Jana eyed her. “You’ve got your hands full, and I’m not real confident in your ability to walk a straight line in those heels.”
“Me either,” Paige admitted, but she put down the programs and moved to open the left side exit door.
“Thanks,” Jana said.
“Excuse me.” Paige raised her voice to the tourists packing the sidewalk. “Woman coming through.”
The throng shifted, cutting a narrow path for Jana to join the flow of foot traffic.
And she was off, swallowed up as the crowd closed ranks again. The only visible sign of her was the bobbing cardboard guitar surfing over heads.
Right then, the other four Santa’s helpers came bustling in through the door that Jana had just exited, snow-dusted and laughing. They greeted Paige merrily, and trundled off to the dressing room.

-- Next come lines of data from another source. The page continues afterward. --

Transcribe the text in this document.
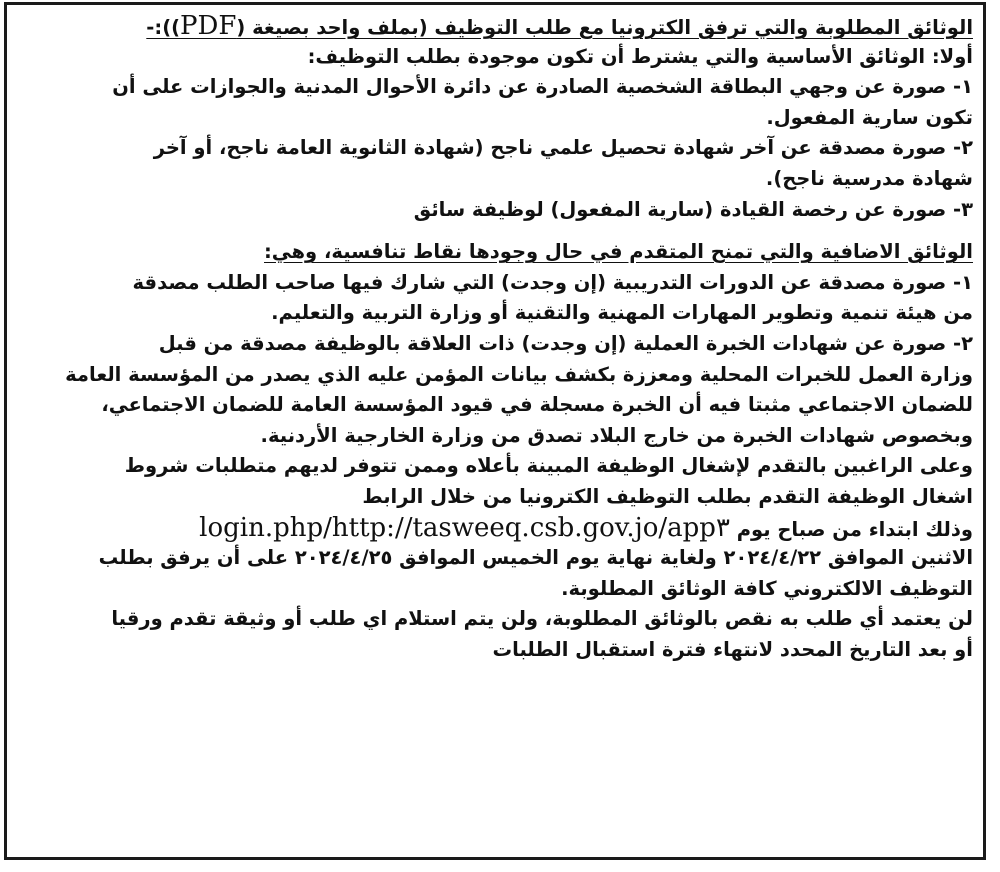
الوثائق المطلوبة والتي ترفق الكترونيا مع طلب التوظيف (بملف واحد بصيغة (PDF)):-
أولا: الوثائق الأساسية والتي يشترط أن تكون موجودة بطلب التوظيف:
١- صورة عن وجهي البطاقة الشخصية الصادرة عن دائرة الأحوال المدنية والجوازات على أن
تكون سارية المفعول.
٢- صورة مصدقة عن آخر شهادة تحصيل علمي ناجح (شهادة الثانوية العامة ناجح، أو آخر
شهادة مدرسية ناجح).
٣- صورة عن رخصة القيادة (سارية المفعول) لوظيفة سائق
الوثائق الاضافية والتي تمنح المتقدم في حال وجودها نقاط تنافسية، وهي:
١- صورة مصدقة عن الدورات التدريبية (إن وجدت) التي شارك فيها صاحب الطلب مصدقة
من هيئة تنمية وتطوير المهارات المهنية والتقنية أو وزارة التربية والتعليم.
٢- صورة عن شهادات الخبرة العملية (إن وجدت) ذات العلاقة بالوظيفة مصدقة من قبل
وزارة العمل للخبرات المحلية ومعززة بكشف بيانات المؤمن عليه الذي يصدر من المؤسسة العامة
للضمان الاجتماعي مثبتا فيه أن الخبرة مسجلة في قيود المؤسسة العامة للضمان الاجتماعي،
وبخصوص شهادات الخبرة من خارج البلاد تصدق من وزارة الخارجية الأردنية.
وعلى الراغبين بالتقدم لإشغال الوظيفة المبينة بأعلاه وممن تتوفر لديهم متطلبات شروط
اشغال الوظيفة التقدم بطلب التوظيف الكترونيا من خلال الرابط
وذلك ابتداء من صباح يوم login.php/http://tasweeq.csb.gov.jo/app٣
الاثنين الموافق ٢٠٢٤/٤/٢٢ ولغاية نهاية يوم الخميس الموافق ٢٠٢٤/٤/٢٥ على أن يرفق بطلب
التوظيف الالكتروني كافة الوثائق المطلوبة.
لن يعتمد أي طلب به نقص بالوثائق المطلوبة، ولن يتم استلام اي طلب أو وثيقة تقدم ورقيا
أو بعد التاريخ المحدد لانتهاء فترة استقبال الطلبات
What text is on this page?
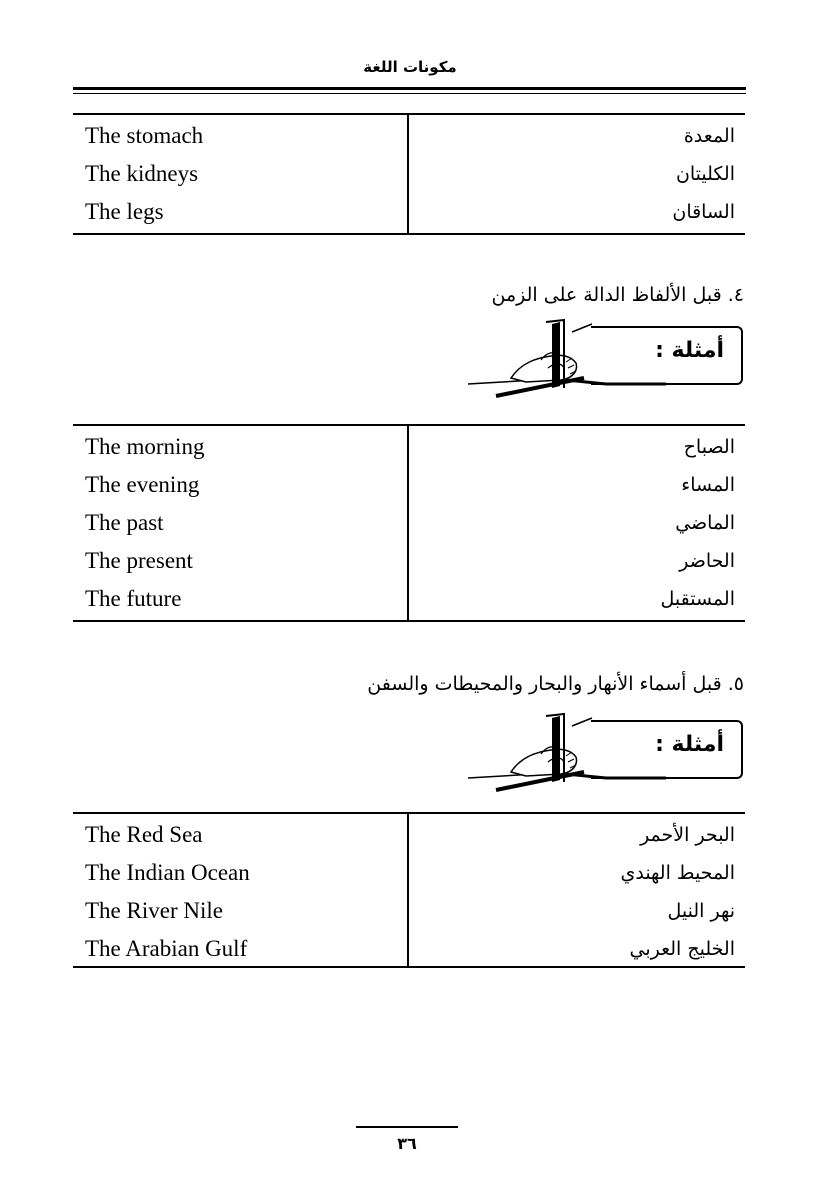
مكونات اللغة
The stomach	المعدة
The kidneys	الكليتان
The legs	الساقان
٤. قبل الألفاظ الدالة على الزمن
أمثلة :
The morning	الصباح
The evening	المساء
The past	الماضي
The present	الحاضر
The future	المستقبل
٥. قبل أسماء الأنهار والبحار والمحيطات والسفن
أمثلة :
The Red Sea	البحر الأحمر
The Indian Ocean	المحيط الهندي
The River Nile	نهر النيل
The Arabian Gulf	الخليج العربي
٣٦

All the Santa’s helpers had been told to get into costume early so the actors could have the dressing rooms at one-thirty. It was now 12:55. The helpers would work the lobby, greeting guests, passing out programs, manning the cloak room, guiding visitors to their seats, and selling refreshments at the bar.
“You’re gonna do great,” Paige said, giving herself a first-day-on-the-job pep talk. “Just don’t trip and break your neck in the dang boots and you’ll be fine.”
She spied the droopy poinsettias. A little water and time out from under the heat vents and they would rebound. Taking the initiative, she watered the plants and temporarily relocated them to the closet.